Аракчеевский сынок | страница 15
Действительно, Авдотья, взяв стул и усевшись на нем близ постели, в ногах, не могла скрыть той душевной тревоги, которую произвела в ней ласковость ее «соколика».
Глаза женщины сияли, все лицо расплылось в улыбку и слегка зарумянилось… Бессознательно, от смущения, она все утирала рот рукавом, как после чая…
— Ну, вот… видишь ли, — начал Шумский, как бы желая завести длинную речь, серьезную и объяснительную, но тотчас же запнулся и замолчал.
Мамка тоже молчала.
— Дай-ка мне трубку, — выговорил он, показывая в угол горницы.
Авдотья быстро вскочила и бросилась исполнять приказание. Лет пять тому назад ей случилось в последний раз подавать трубку своему Мише. Но тогда он был еще не офицер, а недоросль. Она тогда пожурила его за эту басурманскую, вновь им приобретенную привычку.
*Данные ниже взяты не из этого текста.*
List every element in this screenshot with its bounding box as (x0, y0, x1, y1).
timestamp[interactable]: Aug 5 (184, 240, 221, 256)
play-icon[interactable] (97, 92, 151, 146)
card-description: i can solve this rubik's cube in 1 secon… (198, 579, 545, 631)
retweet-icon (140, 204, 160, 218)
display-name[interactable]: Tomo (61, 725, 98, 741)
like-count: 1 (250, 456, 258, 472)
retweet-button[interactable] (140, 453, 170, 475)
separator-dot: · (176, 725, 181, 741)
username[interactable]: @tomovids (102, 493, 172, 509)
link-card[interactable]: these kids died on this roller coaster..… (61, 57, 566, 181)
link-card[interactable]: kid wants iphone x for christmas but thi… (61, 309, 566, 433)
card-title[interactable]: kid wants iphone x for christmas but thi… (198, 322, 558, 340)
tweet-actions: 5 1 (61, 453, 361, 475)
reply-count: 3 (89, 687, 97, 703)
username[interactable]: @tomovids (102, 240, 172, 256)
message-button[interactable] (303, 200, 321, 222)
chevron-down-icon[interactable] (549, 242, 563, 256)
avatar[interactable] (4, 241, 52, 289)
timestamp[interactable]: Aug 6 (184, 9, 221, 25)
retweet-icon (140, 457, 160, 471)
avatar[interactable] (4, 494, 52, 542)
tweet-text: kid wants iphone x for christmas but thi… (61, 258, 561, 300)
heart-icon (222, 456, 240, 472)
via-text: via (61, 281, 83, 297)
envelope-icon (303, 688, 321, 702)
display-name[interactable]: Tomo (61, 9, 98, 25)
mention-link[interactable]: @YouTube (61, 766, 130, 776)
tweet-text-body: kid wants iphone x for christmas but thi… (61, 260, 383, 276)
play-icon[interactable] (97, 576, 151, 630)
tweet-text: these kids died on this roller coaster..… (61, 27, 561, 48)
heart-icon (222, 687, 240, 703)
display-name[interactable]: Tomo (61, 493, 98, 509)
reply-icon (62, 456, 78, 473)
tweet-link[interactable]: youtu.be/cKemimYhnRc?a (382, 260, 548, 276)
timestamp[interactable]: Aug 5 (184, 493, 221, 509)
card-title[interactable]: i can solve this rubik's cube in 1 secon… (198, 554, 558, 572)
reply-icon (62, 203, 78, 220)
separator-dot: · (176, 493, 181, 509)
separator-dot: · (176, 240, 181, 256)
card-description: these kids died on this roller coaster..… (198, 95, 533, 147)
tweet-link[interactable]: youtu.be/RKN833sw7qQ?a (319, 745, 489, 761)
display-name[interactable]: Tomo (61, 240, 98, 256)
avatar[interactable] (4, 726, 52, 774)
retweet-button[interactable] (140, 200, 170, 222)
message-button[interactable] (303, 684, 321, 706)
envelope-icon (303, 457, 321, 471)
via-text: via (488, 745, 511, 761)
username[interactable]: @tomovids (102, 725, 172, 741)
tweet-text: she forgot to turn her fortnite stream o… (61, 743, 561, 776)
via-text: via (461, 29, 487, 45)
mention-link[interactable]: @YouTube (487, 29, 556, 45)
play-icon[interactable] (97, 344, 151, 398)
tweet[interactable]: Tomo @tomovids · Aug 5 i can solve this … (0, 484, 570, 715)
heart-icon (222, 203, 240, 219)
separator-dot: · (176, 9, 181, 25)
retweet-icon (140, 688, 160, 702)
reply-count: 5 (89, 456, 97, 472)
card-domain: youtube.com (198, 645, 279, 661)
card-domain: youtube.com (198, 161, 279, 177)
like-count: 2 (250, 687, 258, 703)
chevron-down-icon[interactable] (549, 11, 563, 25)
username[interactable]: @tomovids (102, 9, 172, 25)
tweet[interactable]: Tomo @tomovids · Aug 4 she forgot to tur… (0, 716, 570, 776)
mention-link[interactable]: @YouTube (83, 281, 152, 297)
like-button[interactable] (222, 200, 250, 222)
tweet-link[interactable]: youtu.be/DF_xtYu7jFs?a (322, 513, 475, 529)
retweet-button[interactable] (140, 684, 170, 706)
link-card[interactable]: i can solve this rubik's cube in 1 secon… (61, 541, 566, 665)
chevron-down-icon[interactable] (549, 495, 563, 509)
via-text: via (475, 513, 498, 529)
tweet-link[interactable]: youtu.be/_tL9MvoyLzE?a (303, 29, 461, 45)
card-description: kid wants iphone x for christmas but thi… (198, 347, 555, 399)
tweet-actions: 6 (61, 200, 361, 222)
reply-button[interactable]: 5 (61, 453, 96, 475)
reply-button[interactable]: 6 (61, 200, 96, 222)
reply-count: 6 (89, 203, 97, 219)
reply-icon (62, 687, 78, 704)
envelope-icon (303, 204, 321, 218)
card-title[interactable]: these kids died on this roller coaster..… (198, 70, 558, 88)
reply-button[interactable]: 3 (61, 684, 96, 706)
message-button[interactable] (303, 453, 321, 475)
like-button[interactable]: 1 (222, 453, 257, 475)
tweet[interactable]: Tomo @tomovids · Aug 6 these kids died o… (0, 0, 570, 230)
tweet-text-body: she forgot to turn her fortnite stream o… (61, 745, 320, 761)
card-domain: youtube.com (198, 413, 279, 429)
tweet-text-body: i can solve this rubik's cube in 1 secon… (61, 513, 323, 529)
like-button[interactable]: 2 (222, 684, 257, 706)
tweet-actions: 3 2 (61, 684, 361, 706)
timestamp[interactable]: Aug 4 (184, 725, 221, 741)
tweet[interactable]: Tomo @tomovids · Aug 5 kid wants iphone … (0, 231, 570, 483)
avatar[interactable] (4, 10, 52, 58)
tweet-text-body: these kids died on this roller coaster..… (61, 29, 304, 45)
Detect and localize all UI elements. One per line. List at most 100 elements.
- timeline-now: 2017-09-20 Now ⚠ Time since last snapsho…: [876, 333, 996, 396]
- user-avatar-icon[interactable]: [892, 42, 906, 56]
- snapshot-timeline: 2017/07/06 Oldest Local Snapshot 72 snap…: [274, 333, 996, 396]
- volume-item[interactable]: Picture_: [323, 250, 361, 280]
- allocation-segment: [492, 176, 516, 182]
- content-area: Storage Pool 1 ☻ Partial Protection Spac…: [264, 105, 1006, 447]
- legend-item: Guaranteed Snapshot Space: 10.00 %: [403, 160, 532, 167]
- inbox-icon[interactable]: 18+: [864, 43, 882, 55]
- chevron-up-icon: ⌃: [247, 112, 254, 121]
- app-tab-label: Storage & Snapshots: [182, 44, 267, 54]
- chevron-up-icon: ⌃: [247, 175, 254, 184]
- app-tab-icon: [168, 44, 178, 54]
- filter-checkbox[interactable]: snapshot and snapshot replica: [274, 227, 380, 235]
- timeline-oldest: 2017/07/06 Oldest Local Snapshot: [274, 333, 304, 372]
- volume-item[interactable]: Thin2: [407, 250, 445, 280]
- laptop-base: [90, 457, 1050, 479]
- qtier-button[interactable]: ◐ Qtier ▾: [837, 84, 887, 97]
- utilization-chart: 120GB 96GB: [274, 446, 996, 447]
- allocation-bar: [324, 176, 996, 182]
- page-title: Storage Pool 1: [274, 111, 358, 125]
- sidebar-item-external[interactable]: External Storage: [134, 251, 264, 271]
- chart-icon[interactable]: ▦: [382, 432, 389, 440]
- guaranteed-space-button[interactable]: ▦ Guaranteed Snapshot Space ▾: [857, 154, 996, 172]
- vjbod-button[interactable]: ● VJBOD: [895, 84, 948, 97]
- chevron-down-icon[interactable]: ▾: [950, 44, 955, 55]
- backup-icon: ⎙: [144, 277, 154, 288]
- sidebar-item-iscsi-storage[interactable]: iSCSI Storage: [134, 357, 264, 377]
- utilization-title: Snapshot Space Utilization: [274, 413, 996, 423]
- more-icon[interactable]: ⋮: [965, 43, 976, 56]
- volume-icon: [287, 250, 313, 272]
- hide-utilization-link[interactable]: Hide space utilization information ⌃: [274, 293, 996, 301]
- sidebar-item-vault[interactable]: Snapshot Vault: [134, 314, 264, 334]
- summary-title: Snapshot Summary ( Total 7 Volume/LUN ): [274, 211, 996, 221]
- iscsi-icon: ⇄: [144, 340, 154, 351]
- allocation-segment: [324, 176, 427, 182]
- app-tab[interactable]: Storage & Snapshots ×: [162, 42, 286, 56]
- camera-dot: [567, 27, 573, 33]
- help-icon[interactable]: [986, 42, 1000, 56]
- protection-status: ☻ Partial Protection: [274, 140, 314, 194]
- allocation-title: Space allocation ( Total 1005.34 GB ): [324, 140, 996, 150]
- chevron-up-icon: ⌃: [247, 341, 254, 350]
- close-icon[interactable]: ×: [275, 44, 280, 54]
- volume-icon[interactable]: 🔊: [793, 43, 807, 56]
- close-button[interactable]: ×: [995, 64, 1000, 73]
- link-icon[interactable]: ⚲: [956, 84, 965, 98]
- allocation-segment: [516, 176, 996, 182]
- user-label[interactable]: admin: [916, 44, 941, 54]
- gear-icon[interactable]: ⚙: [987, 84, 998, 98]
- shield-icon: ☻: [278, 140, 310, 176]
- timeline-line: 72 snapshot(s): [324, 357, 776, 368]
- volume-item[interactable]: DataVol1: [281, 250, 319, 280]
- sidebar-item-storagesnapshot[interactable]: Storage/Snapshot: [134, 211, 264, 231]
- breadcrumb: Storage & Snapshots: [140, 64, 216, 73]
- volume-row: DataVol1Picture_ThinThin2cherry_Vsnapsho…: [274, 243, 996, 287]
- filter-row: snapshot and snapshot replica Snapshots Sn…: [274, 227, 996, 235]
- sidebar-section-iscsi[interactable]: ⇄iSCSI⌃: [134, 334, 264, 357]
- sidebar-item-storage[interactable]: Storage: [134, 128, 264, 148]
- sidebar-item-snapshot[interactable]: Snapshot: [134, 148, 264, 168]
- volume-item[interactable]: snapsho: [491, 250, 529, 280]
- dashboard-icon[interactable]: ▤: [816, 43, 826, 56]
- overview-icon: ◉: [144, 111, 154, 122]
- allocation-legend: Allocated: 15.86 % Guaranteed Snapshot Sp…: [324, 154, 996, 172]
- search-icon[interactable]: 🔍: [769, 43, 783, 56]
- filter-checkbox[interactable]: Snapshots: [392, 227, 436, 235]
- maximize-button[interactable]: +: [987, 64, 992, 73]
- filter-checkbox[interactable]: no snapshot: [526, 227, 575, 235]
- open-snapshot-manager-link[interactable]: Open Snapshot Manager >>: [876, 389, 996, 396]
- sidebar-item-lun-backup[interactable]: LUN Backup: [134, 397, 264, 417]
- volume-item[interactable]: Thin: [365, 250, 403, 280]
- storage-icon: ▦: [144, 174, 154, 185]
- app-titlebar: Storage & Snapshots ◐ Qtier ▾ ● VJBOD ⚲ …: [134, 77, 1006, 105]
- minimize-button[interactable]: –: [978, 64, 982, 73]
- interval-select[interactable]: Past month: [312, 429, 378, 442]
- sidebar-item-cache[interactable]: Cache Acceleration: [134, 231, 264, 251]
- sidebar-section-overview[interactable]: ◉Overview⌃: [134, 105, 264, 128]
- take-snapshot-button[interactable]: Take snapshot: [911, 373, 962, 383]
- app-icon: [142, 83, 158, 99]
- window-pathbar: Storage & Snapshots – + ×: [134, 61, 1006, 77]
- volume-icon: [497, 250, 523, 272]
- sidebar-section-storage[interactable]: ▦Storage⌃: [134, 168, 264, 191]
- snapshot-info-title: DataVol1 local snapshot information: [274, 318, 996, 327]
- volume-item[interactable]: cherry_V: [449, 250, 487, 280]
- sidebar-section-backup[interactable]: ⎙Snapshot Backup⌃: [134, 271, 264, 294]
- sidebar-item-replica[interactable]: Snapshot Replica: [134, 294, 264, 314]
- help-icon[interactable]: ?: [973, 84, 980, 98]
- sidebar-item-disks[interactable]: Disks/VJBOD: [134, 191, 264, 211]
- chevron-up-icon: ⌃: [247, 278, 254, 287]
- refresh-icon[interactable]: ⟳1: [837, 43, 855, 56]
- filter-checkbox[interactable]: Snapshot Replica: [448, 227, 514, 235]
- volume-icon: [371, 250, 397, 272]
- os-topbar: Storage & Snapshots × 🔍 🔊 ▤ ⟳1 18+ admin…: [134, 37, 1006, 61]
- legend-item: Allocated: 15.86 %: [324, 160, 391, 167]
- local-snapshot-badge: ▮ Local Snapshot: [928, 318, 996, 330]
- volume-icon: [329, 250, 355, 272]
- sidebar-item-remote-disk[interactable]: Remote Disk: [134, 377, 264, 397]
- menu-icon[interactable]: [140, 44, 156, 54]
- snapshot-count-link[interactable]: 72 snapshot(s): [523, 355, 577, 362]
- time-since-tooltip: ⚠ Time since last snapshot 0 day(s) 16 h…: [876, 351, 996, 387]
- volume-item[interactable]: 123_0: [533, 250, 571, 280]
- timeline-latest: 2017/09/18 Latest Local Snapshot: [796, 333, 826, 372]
Взяв с подставки, где стояли вряд с полдюжины трубок, она передала лежащему длинный чубук с красивым янтарным мундштуком, осыпанным бирюзой. Затем она живо нашла клочок бумаги на полу, зажгла его спичкой и поднесла к красивой трубочке в виде воронки, в которой был уже набит свежий табак.
— А не вредительно это твоему… вашему здоровью, — поправилась Авдотья, не утерпев сделать вопрос, который когда-то всегда делала питомцу.
— Куренье-то?!. — рассмеялся Шумский не вопросу, а воспоминанью… Он тоже вспомнил невольно, как курил когда-то трубку тайком от отца и матери, и как эта же самая женщина журила его или ахала и тревожилась, но тем не менее, не выдавала родным эту тайну.
— Да времена давнишние! — вымолвил офицер, вздохнув. — Тогда лучше было… Ведь лучше тогда было, мамушка?.. Или как бишь… Дотюшка!
Авдотья снова закраснелась, но и прослезилась от этого прозвища, которое сладко кольнуло ее в самое сердце…
— Ведь так я тебя звал?.. Говорили Авдотьюшка. А я переиначил да окрестил Дотюшкой. Да, тогда лучше было. Я думал весь-то свет — одни ангелы да херувимы, и всякий-то человек затем на свете живет, чтобы мне угождать, как ты тогда угождала… Что ни вздумай я, вынь да положь, как по щучьему веленью. Да… А теперь вот… Круто мне, Дотюшка моя глупая, приходит. Ложись да и помирай. Застрелиться хочу! — улыбаясь, добавил Шуйский и выпустил изо рта огромный столб дыма.
— Ох, чтой-то вы… Христос храни и помилуй! — не притворно перепугалась мамка.
— Право, хоть застрелиться… если вот… — Шумский замялся и продолжал: — Ты вот можешь меня из беды выручить, если пожелаешь.
— Я? — изумилась Авдотья. — Из беды выручить… укажи соколик. Я за вас… Я за моего ненаглядного… Да что ж эдакое сказывать. Сами знаете, я чаю… На десять смертей за вас пойду. Душу за вас положу, не токмо тело грешное.